No matter the type selected, repayments can in theory be spread over a period of up to 40 years. In practice, however, the loan term depends on your age and monthly budget. The amount of monthly loan repayments for a household should generally not exceed a third of its permanent income. It is essential that you consult your banker to determine a monthly payment amount that is in line with your income and what you are able to pay.

Loan guarantees

Your bank will usually require four types of guarantee:

  • mortgage protection insurance. This serves to protect your loved ones. If you die, the insurer covers the repayment of the capital outstanding to the lending institution.
  • mortgage. The lender has a right to physical collateral, which is limited to your real estate property.
  • wage assignment. You authorise the bank to contact your employer if you were to default on your monthly repayments.
  • joint and several guarantee. A third party undertakes to repay the debt if you default.

Faced with the rising cost of housing, Luxembourg legislation has introduced a series of tax incentives to promote homeownership.

Tax benefits and state support

Faced with the rising cost of housing, Luxembourg legislation has introduced a series of tax incentives to promote homeownership. In short, these mainly concern:

  • tax relief on all mortgage interest during the period when the property being built or renovated is not occupied, or when a property is rented out;
  • tax relief on interest according to the sliding scale based on the number of years spent living in the property
  • full tax relief (subject to certain conditions) on mortgage arrangement fees and commissions (exception: the notarial deed related to the purchase of the property);
  • a tax abatement on the regular premiums of your mortgage protection insurance (along with interest on other non-mortgage loans) of EUR 672 per year and per person forming part of the tax household. Choosing a single premium can often be more attractive. It is only deductible for the year in which the premium is paid, but may be subject to an increased limit, which is higher according to your age, tax class and family situation.

Alongside these measures, the Luxembourg government has established various incentives for the construction, acquisition, renovation and conversion of housing by individuals:

  • direct capital aid;
  • interest subsidies for loan repayment, etc.
  • subsidies for improving energy efficiency;
  • subsidies for rainwater harvesting;
  • zero percent climate loans (Klimabank);
  • etc.

To find out more, contact your bank directly or visit www.guichet.public.lu.

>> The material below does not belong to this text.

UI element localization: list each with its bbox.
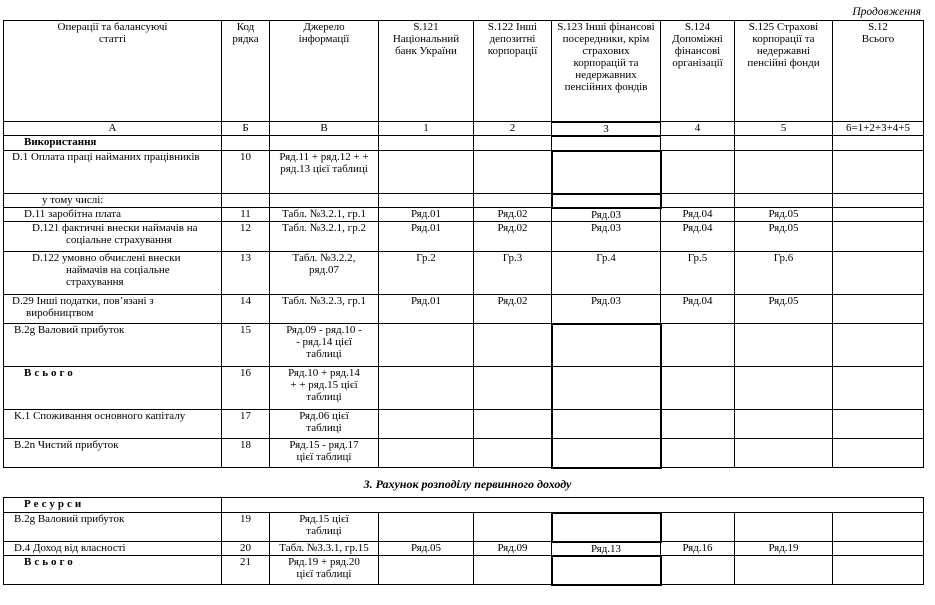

Documents to provide when you submit your mortgage application

When you apply for a mortgage, your bank will generally ask for the following documents:

  • the preliminary sale agreement and the draft or final notarised deed;
  • land registry extract;
  • proof of funds (if they are not held at the bank in question);
  • details of existing loans;
  • your most recent pay slips;
  • any other documents required to open your account and approve the funding sought.

The following documents will also be required in the case of new construction or renovation projects:

  • planning permission;
  • building plans;
  • photos of the property (inside and outside) in the case of renovation work;
  • plan, specifications or quotes in the case of a new-build.

Come prepared, you have everything to gain and nothing to lose.